De la blancheur floue 

Une autre remarque frappe l’esprit de quiconque tente de comprendre les implications de ces élocutions : le mot « blanc » dont les lignes de définition sont floues et variables. Justement amené dans Quand je suis devenu blanc (Magyd Cherfi, entretien avec Thierry Leclerc, 2013, ndlr): « Le Blanc ne sait pas qu’il est blanc, puisqu’il représente la norme. Or, pour détruire la couleur, il faut la nommer. » Les auteurs poursuivent dans une mise en abyme de l’expression « blanc » : parle-t-on de la couleur au sens strict, par rapport aux autres ? Parle-t-on de l’hégémonie d’une culture européenne ou nord-américaine sur d’autres ? S’adresse-t-on à l’idée du privilège blanc ? La sociologie politique, la philosophie et, bien sûr, les domaines de l’identité tentent de différencier les manières d’interprétation de cette phrase. Généralement, dans le langage courant, « Je suis blanc » semble souvent noter, dans le milieu universitaire, à la compréhension d’un modèle de pouvoir ou de privilèges sur d’autres identités.

Alors, comme je ne savais pas trop ce qu’il voulait dire, j’ai décidé de lui poser la question, ce à quoi il répondit : « [Être blanc], c’est être privilégié par les constructions sociales et politiques dans les pays où les autres sont immigrés ou non majoritaires. » Une définition complexe, miroir de l’étudiant en science politique. Ce qui est intéressant, c’est évidemment le paradoxe posé par ses propos : s’il comprend l’esprit de domination qui peut s’allier avec son milieu et qui lui donne plus de chances que les Noirs, les Arabes (catégories stéréotypées qu’il m’énonçait quelques instants plus tard), il doit donc comprendre que même en étant gay, il est différent d’être gay et noir que d’être gay et blanc. Une lecture intersectionnelle se fonde sur la reconnaissance de récits individuels divergents. La hiérarchisation des peines est inutile, la compréhension des histoires personnelles variantes est capitale. 

Des histoires pour saisir le monde

Dans ces discussions, il faut se poser la question de l’intention, de l’utilité et du rapport de  la personne à la question. Il est certain que cet étudiant est dans l’exercice d’une stratégie négligée et imparfaite de rapprochement avec l’autre. Ses premiers cheminements peuvent apparaître ballants et maladroits car il semble omettre l’histoire personnelle de l’autre. En soi, il est important, dans une vision intersectionnelle, de pouvoir s’identifier aux autres identités portées par un individu, surtout quand vient le moment de défendre des droits et libertés remis en cause par le pouvoir injustifiable d’autres tendances dominatrices (machisme, hétérocentrisme, racisme…).

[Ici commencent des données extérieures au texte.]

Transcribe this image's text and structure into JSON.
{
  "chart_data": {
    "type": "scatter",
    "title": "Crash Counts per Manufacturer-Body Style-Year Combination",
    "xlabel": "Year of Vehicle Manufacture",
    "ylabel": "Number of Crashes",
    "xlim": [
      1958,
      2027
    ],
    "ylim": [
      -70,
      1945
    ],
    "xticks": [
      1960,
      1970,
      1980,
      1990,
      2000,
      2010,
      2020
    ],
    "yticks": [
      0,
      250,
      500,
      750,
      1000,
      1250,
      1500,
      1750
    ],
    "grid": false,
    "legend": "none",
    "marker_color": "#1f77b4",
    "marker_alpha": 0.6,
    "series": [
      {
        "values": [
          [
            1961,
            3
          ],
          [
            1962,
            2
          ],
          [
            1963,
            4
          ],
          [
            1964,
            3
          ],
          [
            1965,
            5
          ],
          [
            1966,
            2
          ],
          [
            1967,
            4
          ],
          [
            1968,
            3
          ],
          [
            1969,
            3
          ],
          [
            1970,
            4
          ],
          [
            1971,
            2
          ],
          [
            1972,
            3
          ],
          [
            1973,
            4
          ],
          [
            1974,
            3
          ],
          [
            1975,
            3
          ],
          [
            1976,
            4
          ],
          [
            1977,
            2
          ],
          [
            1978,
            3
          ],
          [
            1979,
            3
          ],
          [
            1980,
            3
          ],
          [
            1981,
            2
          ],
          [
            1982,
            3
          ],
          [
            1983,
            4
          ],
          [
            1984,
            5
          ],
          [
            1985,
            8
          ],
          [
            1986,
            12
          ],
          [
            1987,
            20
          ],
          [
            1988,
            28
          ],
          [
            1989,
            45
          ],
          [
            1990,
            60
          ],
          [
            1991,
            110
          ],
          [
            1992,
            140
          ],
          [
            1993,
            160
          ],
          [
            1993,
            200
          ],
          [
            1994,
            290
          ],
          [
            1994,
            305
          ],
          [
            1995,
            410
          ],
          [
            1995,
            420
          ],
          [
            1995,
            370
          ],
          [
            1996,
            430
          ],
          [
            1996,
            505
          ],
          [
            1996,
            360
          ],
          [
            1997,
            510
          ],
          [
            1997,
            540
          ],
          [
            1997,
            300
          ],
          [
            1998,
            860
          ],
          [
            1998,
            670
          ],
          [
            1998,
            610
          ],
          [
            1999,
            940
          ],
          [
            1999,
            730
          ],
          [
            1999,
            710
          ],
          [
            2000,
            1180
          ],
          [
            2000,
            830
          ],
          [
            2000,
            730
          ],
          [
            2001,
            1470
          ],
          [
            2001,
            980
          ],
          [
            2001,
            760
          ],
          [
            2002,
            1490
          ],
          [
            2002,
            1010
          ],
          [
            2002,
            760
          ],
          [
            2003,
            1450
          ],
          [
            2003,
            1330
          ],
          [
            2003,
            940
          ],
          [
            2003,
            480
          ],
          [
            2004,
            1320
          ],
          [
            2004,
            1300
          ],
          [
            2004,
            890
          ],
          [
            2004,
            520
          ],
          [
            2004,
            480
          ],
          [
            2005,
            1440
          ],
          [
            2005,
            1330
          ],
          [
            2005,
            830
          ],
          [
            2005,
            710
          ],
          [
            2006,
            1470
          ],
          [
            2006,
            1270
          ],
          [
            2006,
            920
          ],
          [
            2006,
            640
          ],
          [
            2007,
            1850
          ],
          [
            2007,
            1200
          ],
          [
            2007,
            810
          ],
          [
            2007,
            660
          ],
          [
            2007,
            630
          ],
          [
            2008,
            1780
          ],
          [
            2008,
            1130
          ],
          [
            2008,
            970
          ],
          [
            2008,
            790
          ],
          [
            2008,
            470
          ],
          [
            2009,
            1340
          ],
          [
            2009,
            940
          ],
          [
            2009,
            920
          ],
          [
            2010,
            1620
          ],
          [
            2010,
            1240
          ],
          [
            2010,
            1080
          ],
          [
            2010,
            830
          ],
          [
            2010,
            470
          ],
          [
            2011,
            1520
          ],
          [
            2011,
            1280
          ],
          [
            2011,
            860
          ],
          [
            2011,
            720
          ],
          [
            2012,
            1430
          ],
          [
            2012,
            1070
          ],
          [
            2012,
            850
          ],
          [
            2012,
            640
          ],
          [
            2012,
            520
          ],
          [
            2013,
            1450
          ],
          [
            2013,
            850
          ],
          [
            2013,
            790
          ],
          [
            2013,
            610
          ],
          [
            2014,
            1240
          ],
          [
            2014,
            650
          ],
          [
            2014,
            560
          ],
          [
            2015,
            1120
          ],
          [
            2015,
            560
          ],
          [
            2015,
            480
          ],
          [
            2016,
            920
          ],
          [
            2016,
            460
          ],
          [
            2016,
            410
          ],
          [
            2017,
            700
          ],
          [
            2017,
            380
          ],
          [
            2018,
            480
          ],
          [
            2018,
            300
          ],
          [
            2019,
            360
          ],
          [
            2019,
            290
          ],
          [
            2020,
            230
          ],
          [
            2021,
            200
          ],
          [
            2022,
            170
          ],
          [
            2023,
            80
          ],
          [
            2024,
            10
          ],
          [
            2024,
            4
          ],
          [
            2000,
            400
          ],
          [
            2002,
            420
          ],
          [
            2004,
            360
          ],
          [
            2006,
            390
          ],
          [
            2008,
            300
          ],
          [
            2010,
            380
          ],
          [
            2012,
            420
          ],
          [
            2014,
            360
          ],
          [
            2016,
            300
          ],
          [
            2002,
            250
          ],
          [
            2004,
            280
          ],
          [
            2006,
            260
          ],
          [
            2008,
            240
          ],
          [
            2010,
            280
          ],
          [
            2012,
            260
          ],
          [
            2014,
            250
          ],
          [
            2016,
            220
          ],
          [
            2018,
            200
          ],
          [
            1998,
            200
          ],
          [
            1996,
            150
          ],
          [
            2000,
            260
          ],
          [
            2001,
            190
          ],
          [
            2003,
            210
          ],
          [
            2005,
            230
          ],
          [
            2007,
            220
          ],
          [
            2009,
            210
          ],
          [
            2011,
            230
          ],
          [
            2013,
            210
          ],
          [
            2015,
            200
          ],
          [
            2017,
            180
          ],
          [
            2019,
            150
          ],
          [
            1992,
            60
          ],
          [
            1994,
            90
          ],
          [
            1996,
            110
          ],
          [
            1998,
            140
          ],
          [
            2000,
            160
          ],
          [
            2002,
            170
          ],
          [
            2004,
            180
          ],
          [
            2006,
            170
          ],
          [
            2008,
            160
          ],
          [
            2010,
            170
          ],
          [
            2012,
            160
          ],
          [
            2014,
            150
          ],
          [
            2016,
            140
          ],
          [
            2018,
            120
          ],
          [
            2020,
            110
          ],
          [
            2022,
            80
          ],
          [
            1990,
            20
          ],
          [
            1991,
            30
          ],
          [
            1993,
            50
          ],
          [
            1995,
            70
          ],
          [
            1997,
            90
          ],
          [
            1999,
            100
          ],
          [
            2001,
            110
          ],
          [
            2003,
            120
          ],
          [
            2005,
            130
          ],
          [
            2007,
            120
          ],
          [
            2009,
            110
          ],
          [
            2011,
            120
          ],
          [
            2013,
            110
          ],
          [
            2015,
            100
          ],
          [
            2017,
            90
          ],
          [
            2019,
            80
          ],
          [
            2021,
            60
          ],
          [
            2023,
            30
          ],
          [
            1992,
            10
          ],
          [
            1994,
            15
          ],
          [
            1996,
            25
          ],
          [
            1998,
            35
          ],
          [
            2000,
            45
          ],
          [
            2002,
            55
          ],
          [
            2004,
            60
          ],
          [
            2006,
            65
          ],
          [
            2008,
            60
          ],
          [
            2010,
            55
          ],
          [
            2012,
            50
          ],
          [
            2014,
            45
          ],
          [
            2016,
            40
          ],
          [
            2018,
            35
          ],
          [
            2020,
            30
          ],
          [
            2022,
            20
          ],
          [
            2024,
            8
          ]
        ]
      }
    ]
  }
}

La hiérarchisation des peines est inutile, la compréhension des histoires personnelles variantes est capitale.

Dans tous les cas, il est nécessaire de comprendre que c’est par cette discussion que l’on nuance une interprétation stricte et involontairement ignorante de l’histoire de l’autre, de la complexité des identités humaines et des racines historiques, sociales ou politiques qu’elles peuvent porter. Par la discussion intéressée et ouverte dans une idée d’échange, de compréhension et de respect, les esprits éclairent de nouveaux compartiments de pensée. Ils créent de nouvelles liaisons avec les modèles auxquels ils sont confrontés chaque jour et peuvent alors saisir une partie des implications d’un mot, d’une idée ou d’une simple phrase, aussi banale qu’elle soit, ainsi prononcée à la fin d’un cours, habituelle qu’elle soit pour un·e étudiant·e universitaire.

« Je ne vivrai jamais aussi sensiblement ce que tu as vécu, je peux comprendre les schémas qui nous réunissent et je peux respecter la différence qui nous enrichit tout en la reconnaissant », lui répondait alors l’étudiant après avoir passé une vingtaine de minutes à échanger.